Si no se recupera o mantiene el empleo y su calidad, con capacidad de compra o de consumo que permita cubrir las necesidades materiales e intangibles para la vida digna de las mayorías, el futuro se oscurece, no solo cae el sistema, que no depende de los banqueros, de los grandes inversionistas o de los medios de producción (ellos responden al mercado), como nos quieren hacer creer, sino que habrá una explosión social y política que podría derrumbarlo todo y que obligaría a un cambio de modelo.
Mejor la sensatez y el cambio por las vías democráticas institucionales, que la insurrección violenta de masas hambrientas con imprevisibles consecuencias y con un costo de destrucción, sangre y dolor inconmensurables.
La ambición desmedida, generadora de miseria e inequidad, sólo puede dominarse desde la democracia real, política, económica y social, mediante gobiernos honestos que representen el interés del común de los ciudadanos.
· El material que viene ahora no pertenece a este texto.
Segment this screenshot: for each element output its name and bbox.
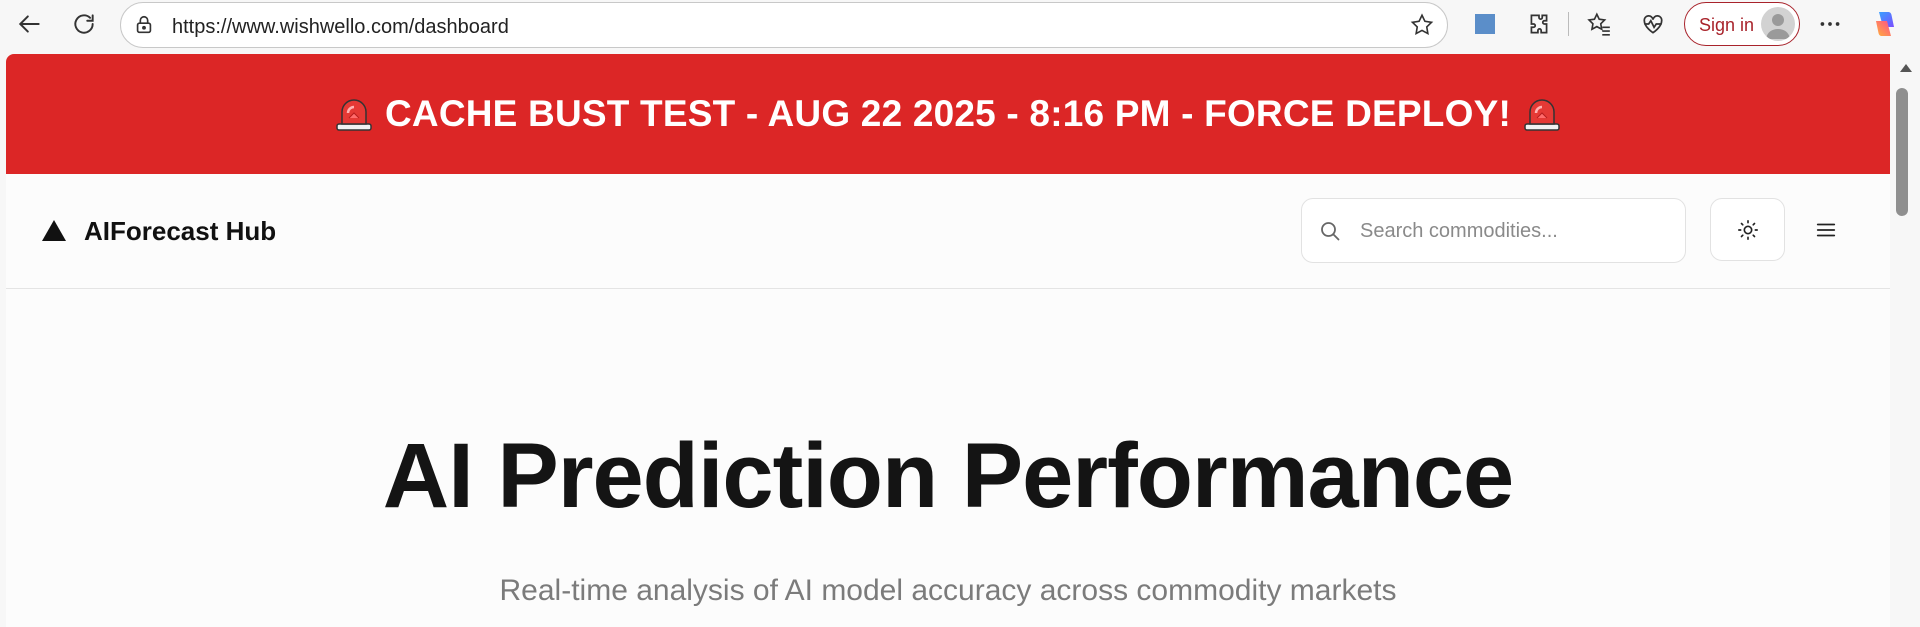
favorite-star-icon[interactable] — [1409, 12, 1435, 43]
sign-in-label: Sign in — [1699, 15, 1755, 35]
page-title: AI Prediction Performance — [382, 425, 1514, 527]
hamburger-menu-icon — [1816, 223, 1836, 237]
logo-triangle-icon[interactable] — [42, 220, 66, 241]
menu-button[interactable] — [1806, 210, 1846, 250]
more-options-icon[interactable] — [1815, 9, 1845, 39]
scroll-up-arrow-icon[interactable] — [1900, 64, 1912, 72]
copilot-icon[interactable] — [1870, 9, 1900, 39]
reload-icon — [74, 14, 94, 34]
page-subtitle: Real-time analysis of AI model accuracy … — [499, 574, 1397, 607]
health-heart-icon[interactable] — [1638, 9, 1668, 39]
address-bar[interactable]: https://www.wishwello.com/dashboard — [120, 2, 1448, 48]
lock-icon[interactable] — [133, 14, 155, 41]
arrow-left-icon — [18, 15, 40, 33]
site-header: AIForecast Hub — [6, 174, 1890, 289]
extension-square-icon[interactable] — [1470, 9, 1500, 39]
banner-text: CACHE BUST TEST - AUG 22 2025 - 8:16 PM … — [385, 93, 1511, 134]
reload-button[interactable] — [66, 6, 102, 42]
sign-in-button[interactable]: Sign in — [1684, 2, 1800, 46]
search-box[interactable] — [1301, 198, 1686, 263]
toolbar-separator — [1568, 12, 1569, 36]
theme-toggle-button[interactable] — [1710, 198, 1785, 261]
page-scrollbar[interactable] — [1892, 54, 1920, 627]
siren-icon — [336, 99, 372, 131]
extensions-puzzle-icon[interactable] — [1524, 9, 1554, 39]
logo-text[interactable]: AIForecast Hub — [84, 216, 277, 246]
alert-banner: CACHE BUST TEST - AUG 22 2025 - 8:16 PM … — [6, 54, 1890, 174]
siren-icon — [1524, 99, 1560, 131]
avatar-icon — [1761, 7, 1795, 41]
search-icon — [1318, 219, 1342, 248]
scrollbar-thumb[interactable] — [1896, 88, 1908, 216]
browser-toolbar: https://www.wishwello.com/dashboard Sign… — [0, 0, 1920, 50]
sun-icon — [1737, 219, 1758, 240]
url-text[interactable]: https://www.wishwello.com/dashboard — [172, 16, 509, 38]
favorites-icon[interactable] — [1584, 9, 1614, 39]
search-input[interactable] — [1360, 213, 1670, 249]
page-viewport: CACHE BUST TEST - AUG 22 2025 - 8:16 PM … — [6, 54, 1890, 627]
back-button[interactable] — [12, 6, 48, 42]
No se trata de eliminar a los capitalistas, terratenientes y banqueros, se trata de justicia y equidad, humanismo y generación de oportunidades iguales para todos, por una vida digna, en paz, con respeto y cuidado del entorno natural. ¡Que los bancos, los grandes empresarios y los países más ricos, paguen la deuda secular que tienen con la humanidad!
6.- Refundar la educación y la cultura. Necesitamos trabajar por una nueva ciudadanía colaborativa y compasiva, responsable de elegir bien a sus líderes, validadora y promotora de la paz y la justicia social, de la importancia de la vida familiar, de estar en casa, de la austeridad en el consumo, de la espiritualidad en sus diferentes expresiones, de la vida saludable, del respeto por el otro, el diferente o el indefenso, promotora de la equidad, amante de la ciencia y constructora del progreso. Idealista, sí, con el horizonte de crecer como humanidad y con la capacidad de responder a las peores catástrofes para preservar el futuro. ¡No podemos volver a la “normalidad”!